Welles, could you tell me the name of this test?”

  “It’s sometimes called the Rorschach test, after the man who worked it out.”

  “Would you mind spelling that?”

  Welles spelled it, and added: “Sometimes it’s called the ink-blot test.”

  Tim gave a start of surprise, and then relaxed again with a visible effort.

  “What’s the matter? You jumped.”

  “Nothing.”

  “Oh, come on! Let’s have it,” and Welles waited.

  “Only that I thought about the ink-pool in the Kipling stories,” said Tim, after a minute’s reflection. “This is different.”

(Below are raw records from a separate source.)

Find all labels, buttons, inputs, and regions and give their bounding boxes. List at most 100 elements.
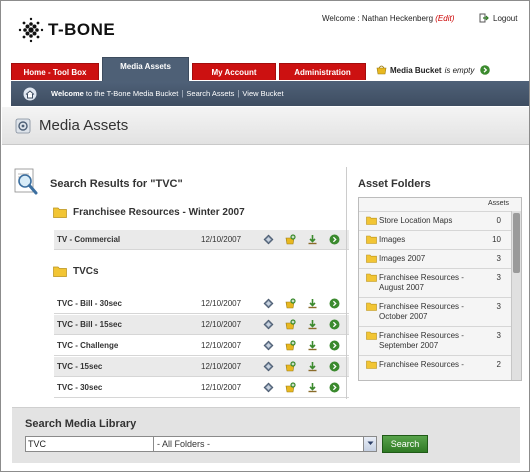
go-arrow-icon[interactable] <box>329 234 340 245</box>
diamond-icon[interactable] <box>263 361 274 372</box>
table-row[interactable]: TVC - Bill - 15sec 12/10/2007 <box>54 315 349 335</box>
list-item[interactable]: Franchisee Resources - August 2007 3 <box>359 268 511 297</box>
list-item[interactable]: Images 2007 3 <box>359 249 511 268</box>
folder-name: Store Location Maps <box>379 216 453 225</box>
folder-count: 3 <box>496 302 501 311</box>
row-actions <box>258 234 340 245</box>
column-divider <box>346 167 347 399</box>
app-window: T-BONE Welcome : Nathan Heckenberg (Edit… <box>0 0 530 472</box>
go-arrow-icon[interactable] <box>329 361 340 372</box>
download-icon[interactable] <box>307 361 318 372</box>
go-arrow-icon[interactable] <box>329 382 340 393</box>
subnav-search-assets[interactable]: Search Assets <box>183 89 237 98</box>
row-actions <box>258 340 340 351</box>
subnav-welcome: Welcome to the T-Bone Media Bucket <box>48 89 181 98</box>
tab-media-assets[interactable]: Media Assets <box>102 57 189 81</box>
asset-name[interactable]: TVC - Bill - 30sec <box>54 299 201 308</box>
sub-navigation-bar: Welcome to the T-Bone Media Bucket | Sea… <box>11 81 529 106</box>
add-to-bucket-icon[interactable] <box>285 361 296 372</box>
diamond-icon[interactable] <box>263 319 274 330</box>
bucket-label: Media Bucket <box>390 65 442 75</box>
list-item[interactable]: Store Location Maps 0 <box>359 211 511 230</box>
folder-icon <box>366 331 377 340</box>
row-actions <box>258 382 340 393</box>
download-icon[interactable] <box>307 319 318 330</box>
table-row[interactable]: TVC - Challenge 12/10/2007 <box>54 336 349 356</box>
add-to-bucket-icon[interactable] <box>285 382 296 393</box>
search-results-header <box>12 166 40 196</box>
list-item[interactable]: Franchisee Resources - 2 <box>359 355 511 374</box>
folder-name: Images 2007 <box>379 254 426 263</box>
logout-icon <box>479 13 489 23</box>
go-arrow-icon[interactable] <box>480 65 491 75</box>
folder-icon <box>53 266 67 277</box>
chevron-down-icon[interactable] <box>363 437 376 451</box>
bucket-status: is empty <box>444 65 475 75</box>
asset-name[interactable]: TVC - 30sec <box>54 383 201 392</box>
results-group-franchisee-winter-2007[interactable]: Franchisee Resources - Winter 2007 <box>53 206 245 218</box>
table-row[interactable]: TVC - 15sec 12/10/2007 <box>54 357 349 377</box>
asset-name[interactable]: TVC - 15sec <box>54 362 201 371</box>
logout-link[interactable]: Logout <box>479 13 517 23</box>
diamond-icon[interactable] <box>263 234 274 245</box>
folder-count: 10 <box>492 235 501 244</box>
asset-date: 12/10/2007 <box>201 341 242 350</box>
folder-select-value: - All Folders - <box>157 439 211 449</box>
list-item[interactable]: Images 10 <box>359 230 511 249</box>
home-icon[interactable] <box>23 87 37 101</box>
folder-name: Franchisee Resources - October 2007 <box>379 302 464 321</box>
go-arrow-icon[interactable] <box>329 319 340 330</box>
assets-column-header: Assets <box>487 200 509 207</box>
table-row[interactable]: TV - Commercial 12/10/2007 <box>54 230 349 250</box>
folder-select[interactable]: - All Folders - <box>153 436 377 452</box>
asset-name[interactable]: TV - Commercial <box>54 235 201 244</box>
subnav-welcome-rest: to the T-Bone Media Bucket <box>83 89 179 98</box>
folder-icon <box>366 273 377 282</box>
go-arrow-icon[interactable] <box>329 340 340 351</box>
search-input[interactable] <box>25 436 156 452</box>
folder-count: 0 <box>496 216 501 225</box>
add-to-bucket-icon[interactable] <box>285 340 296 351</box>
logo-text: T-BONE <box>48 20 116 39</box>
edit-profile-link[interactable]: (Edit) <box>435 14 454 23</box>
folder-name: Franchisee Resources - <box>379 360 464 369</box>
add-to-bucket-icon[interactable] <box>285 319 296 330</box>
search-results-title: Search Results for "TVC" <box>50 178 183 190</box>
subnav-view-bucket[interactable]: View Bucket <box>239 89 286 98</box>
row-actions <box>258 319 340 330</box>
diamond-icon[interactable] <box>263 382 274 393</box>
tab-my-account[interactable]: My Account <box>192 63 276 80</box>
media-bucket-status[interactable]: Media Bucket is empty <box>376 65 491 75</box>
bucket-icon <box>376 65 387 75</box>
tab-administration[interactable]: Administration <box>279 63 366 80</box>
add-to-bucket-icon[interactable] <box>285 298 296 309</box>
folder-icon <box>366 360 377 369</box>
download-icon[interactable] <box>307 234 318 245</box>
folder-count: 3 <box>496 254 501 263</box>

  “Yes, very different,” laughed Welles. “I’ve never tried that. Would you like to?”

  “Oh, no, sir,” cried Tim earnestly.

  “You’re a little jumpy today,” said Welles. “We’ve time for some more talk, if you are not too tired.”

  “No, I’m not very tired,” said the boy warily.

  Welles went to a drawer and chose a hypodermic needle. It wasn’t usual, but perhaps— “I’ll just give you a little shot to relax your nerves, shall I? Then we’d get on better.”

  When he turned around, the stark terror on the child’s face stopped Welles in his tracks.

  “Oh, no! Don’t! Please, please, don’t!”

  Welles replaced the needle and shut the drawer before he said a word.

  “I won’t,” he said, quietly. “I didn’t know you didn’t like shots. I won’t give you any, Tim.”

  The boy, fighting for self-control, gulped and said nothing.

  “It’s all right,” said Welles, lighting a cigarette and pretending to watch the smoke rise. Anything rather than appear to be watching the badly shaken small boy shivering in the chair opposite him. “Sorry. You didn’t tell me about the things you don’t like, the things you’re afraid of.”